Freilassen junger Mauersegler
Mauersegler sind während der Aufzucht äußerst unselbstständig, jedes einzelne Insekt muss ihnen von Hand eingegeben werden. Auf der anderen Seite sind sie, sobald ihr Federkleid vollständig ausgebildet ist, sofort in der Lage, sich in freier Natur selbst mit Nahrung zu versorgen. Man braucht sie also nicht wie andere Vogelarten auszuwildern und Schritt für Schritt an das Leben in Freiheit zu gewöhnen. Stattdessen lässt man sie an einem schönen Sonnentag einfach von der ausgestreckten Hand aus starten. Wichtig ist dabei aber, dass ihre Federn tatsächlich vollständig entwickelt sind, damit die Tiere den hohen Anforderungen, die sie in freier Natur erfüllen müssen, gewachsen sind. Junge Mauersegler dürfen an den Flügeln und Schwanzfedern keine Federkiele mehr aufweisen, sprich die Federn dürfen nicht mehr in „Stiften“ stecken, wie sie in der Abbildung auf dieser Seite zu sehen sind. Erst wenn alle Federn vollständig entfaltet ist, kann das Abenteuer Freiheit für die jungen Mauersegler beginnen.

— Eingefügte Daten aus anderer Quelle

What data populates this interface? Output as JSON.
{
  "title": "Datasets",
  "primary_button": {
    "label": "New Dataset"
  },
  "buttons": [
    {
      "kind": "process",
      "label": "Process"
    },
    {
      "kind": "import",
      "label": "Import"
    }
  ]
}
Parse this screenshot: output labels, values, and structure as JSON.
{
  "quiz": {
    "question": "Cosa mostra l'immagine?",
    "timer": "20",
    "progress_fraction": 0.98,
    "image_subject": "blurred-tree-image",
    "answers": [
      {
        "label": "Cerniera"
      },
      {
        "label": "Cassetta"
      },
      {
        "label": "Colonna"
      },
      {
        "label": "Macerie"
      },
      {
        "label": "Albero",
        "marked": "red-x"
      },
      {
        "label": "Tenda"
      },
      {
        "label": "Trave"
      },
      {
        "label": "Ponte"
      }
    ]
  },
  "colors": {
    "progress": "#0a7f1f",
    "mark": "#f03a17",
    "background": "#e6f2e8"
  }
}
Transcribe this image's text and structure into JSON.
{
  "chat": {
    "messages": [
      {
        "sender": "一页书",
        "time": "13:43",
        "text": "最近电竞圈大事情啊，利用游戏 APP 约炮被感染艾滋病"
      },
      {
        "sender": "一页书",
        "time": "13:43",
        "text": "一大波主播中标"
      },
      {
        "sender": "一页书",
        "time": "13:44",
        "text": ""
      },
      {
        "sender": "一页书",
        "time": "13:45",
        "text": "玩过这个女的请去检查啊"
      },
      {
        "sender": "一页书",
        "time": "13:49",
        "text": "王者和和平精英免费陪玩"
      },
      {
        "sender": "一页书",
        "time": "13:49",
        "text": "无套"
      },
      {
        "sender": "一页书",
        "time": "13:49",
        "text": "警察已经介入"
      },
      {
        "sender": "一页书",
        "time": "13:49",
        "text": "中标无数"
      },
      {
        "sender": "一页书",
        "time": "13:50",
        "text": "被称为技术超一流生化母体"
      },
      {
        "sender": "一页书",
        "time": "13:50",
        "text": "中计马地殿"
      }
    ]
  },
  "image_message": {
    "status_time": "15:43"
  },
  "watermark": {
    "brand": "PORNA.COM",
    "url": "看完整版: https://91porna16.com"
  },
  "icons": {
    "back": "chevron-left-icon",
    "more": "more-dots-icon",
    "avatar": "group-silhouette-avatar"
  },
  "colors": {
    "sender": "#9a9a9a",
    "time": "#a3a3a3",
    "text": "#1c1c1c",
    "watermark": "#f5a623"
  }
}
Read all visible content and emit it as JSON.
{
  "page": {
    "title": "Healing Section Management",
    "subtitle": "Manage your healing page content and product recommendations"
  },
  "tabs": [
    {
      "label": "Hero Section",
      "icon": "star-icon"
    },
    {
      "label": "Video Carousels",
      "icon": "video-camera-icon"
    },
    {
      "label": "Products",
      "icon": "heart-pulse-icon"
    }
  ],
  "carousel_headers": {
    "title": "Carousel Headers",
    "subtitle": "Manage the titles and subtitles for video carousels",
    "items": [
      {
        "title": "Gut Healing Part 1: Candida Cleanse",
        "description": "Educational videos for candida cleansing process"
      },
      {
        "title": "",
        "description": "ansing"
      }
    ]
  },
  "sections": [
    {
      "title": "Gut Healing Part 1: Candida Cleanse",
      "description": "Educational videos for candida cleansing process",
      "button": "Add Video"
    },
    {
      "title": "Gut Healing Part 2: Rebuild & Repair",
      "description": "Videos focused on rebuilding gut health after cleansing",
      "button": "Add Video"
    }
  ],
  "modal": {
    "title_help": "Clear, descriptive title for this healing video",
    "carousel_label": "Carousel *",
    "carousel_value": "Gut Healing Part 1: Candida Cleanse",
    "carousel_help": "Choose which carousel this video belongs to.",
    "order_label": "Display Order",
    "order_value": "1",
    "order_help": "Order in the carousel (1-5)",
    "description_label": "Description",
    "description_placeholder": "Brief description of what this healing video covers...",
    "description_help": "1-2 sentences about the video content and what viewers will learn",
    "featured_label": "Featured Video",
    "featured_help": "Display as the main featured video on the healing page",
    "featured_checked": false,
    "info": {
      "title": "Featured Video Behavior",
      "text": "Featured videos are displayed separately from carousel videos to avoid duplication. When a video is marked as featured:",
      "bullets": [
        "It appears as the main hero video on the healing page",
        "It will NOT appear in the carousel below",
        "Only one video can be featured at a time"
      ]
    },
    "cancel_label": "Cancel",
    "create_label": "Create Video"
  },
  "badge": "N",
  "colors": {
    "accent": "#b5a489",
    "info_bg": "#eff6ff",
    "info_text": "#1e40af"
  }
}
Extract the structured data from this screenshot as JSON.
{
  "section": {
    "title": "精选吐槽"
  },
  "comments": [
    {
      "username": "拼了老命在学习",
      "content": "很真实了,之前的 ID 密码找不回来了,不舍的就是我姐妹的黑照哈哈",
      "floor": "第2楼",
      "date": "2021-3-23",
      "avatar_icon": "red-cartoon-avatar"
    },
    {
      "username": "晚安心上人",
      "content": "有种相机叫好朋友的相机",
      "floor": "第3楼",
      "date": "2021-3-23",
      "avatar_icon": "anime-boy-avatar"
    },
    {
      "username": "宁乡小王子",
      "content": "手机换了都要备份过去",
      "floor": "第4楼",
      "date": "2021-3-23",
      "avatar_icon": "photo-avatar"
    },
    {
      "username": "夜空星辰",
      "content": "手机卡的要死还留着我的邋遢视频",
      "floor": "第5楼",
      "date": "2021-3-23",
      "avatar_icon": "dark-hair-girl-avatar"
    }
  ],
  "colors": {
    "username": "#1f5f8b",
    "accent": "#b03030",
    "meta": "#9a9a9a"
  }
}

Ein vollkommen intaktes Gefieder ist Voraussetzung, um einen Mauersegler in die Freiheit entlassen zu können. Mit fehlenden, ausgefransten, abgeknickten oder anders geschädigten Federn kann ein Segler sich nicht lange in der Luft halten, schlimmstenfalls startet er vielleicht und kommt dann außerhalb der Sichtweite wieder zu Boden, wo er nicht mehr gefunden wird und dem Tod durch Verhungern oder Verdursten preis gegeben ist. Hat Ihr Segler geschädigte Federn, kontaktieren Sie unbedingt die Deutsche Gesellschaft für Mauersegler in Frankfurt am Main. In der dortigen Mauerseglerklink können defekte Federn eventuell unter Vollnarkose geshiftet werden und so die Flugtauglichkeit hergestellt werden.
Auf einer gut überschaubaren Anhöhe stehend, hält man den Segler ruhig auf der Hand und wartet ab. Mauersegler entscheiden selbst über den richtigen Zeitpunkt ihrer Freilassung. Klammern sie sich ängstlich an der Hand ihrer Pflegeperson fest und machen sie keine Anstalten, loszufliegen, sollte man sie keinesfalls hochwerfen, sondern am folgenden Tag den nächsten Freilassungsversuch unternehmen. Früher oder später wird schließlich jeder gesunde Segler den Abflug in die Freiheit wagen. Bitte meiden Sie die frühen Morgenstunden oder den Vormittag, besser werden Segler am späten Nachmittag freigelassen. Grund sind mögliche Beutegreifer, Greifvögel, die am Morgen besonders hungrig und auf der Suche nach Futter sind.
Wir schildern Ihnen im Folgenden, wie eine erfolgreiche Freilassung meist verläuft.
Zunächst sieht sich der Vogel interessiert um. Lässt man gleichzeitig mehrere Mauersegler frei, so wirken die Rufe der bereits umher fliegenden Segler sehr motivierend und verlockend.
Dann breitet der Vogel auf der Hand liegend seine Flügel aus, spürt den Auftrieb des Windes – und dann gibt es kein Halten mehr.
„Pass auf Dich auf, nun kann ich nichts mehr für Dich tun.“ – Das denkt so mancher Vogelpfleger ein wenig wehmütig. Doch letztlich ist die Entlassung in die Freiheit das, worauf die ganze Zeit hingearbeitet wurde. Es ist also normal, dass viele Vogelpäppler diesen Moment der Freilassung „Ihrer“ Mauersegler als bittersüß empfinden.
Achtung: Die in diesem Kapitel genannten Hinweise gelten auch für Alpensegler, die mit den Mauerseglern sehr nah verwandt sind und in Deutschland normalerweise nur ganz im Süden vorkommen.